Glossary / AI Fundamentals

Inference

The moment a model uses what it learned and what you gave it to produce an answer.

Updated July 2, 2026

Inference is the model doing the work right now, on this specific request. Training already happened; inference is the model spending that training the moment you hit send.

Think about a trained chef cooking tonight’s dinner. The chef learned for years, but dinner doesn’t get cooked in culinary school. It’s cooked when you place the order, give the allergy notes, and the chef works with the ingredients in front of them. A model is similar: training is how it learned patterns, inference is when it uses them for this request. It can feel like the AI is learning every time it answers, but in normal use it’s running the model, not updating its brain.

How it shows up

When you ask Claude to summarize a transcript, inference is the run that turns transcript into summary.
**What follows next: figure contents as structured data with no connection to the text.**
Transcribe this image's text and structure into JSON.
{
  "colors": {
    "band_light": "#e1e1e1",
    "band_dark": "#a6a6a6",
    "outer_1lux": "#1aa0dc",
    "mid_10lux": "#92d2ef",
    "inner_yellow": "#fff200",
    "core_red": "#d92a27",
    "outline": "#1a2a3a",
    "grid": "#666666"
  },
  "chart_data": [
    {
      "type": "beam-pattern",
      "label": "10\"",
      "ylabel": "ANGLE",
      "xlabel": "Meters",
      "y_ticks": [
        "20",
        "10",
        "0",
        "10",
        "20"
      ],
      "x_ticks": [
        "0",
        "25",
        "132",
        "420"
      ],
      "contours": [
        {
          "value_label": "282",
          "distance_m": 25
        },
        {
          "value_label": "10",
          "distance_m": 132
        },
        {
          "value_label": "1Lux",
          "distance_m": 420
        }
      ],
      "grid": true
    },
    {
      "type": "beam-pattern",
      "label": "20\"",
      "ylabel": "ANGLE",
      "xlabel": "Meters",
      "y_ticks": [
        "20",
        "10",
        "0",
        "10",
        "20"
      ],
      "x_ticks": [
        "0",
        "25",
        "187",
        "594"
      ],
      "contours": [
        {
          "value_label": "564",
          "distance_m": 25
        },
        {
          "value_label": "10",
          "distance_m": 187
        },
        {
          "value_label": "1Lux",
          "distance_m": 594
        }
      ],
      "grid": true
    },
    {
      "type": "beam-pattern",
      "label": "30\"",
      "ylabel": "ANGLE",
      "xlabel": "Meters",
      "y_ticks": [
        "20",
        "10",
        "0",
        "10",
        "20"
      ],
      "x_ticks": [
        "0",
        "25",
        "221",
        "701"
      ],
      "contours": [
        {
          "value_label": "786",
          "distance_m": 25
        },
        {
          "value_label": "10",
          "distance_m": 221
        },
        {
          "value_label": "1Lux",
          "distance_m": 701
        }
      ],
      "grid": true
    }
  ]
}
When Codex reads a codebase and suggests a patch, inference happens while it reads, reasons, and writes. That’s why input matters so much: a great chef handed stale ingredients and vague instructions still makes a poor dinner, and a strong model with weak context still gives weak output. Inference can include reasoning, where a model spends extra internal steps thinking before it answers, and you may see streaming, where the answer appears word by word while the run is still going.

Why you care

Inference is where cost, speed, and quality meet. Every run uses compute: the more context you send, the more it reads; the longer the answer, the more it writes. That’s why we’re practical about the right model for the right job. You don’t need the strongest model to sort simple items with clear rules, but you probably do for strategy, ambiguous writing, or a messy codebase. AI quality is more than “which model did you buy?” It’s the model, the prompt, the context, and the run happening right now.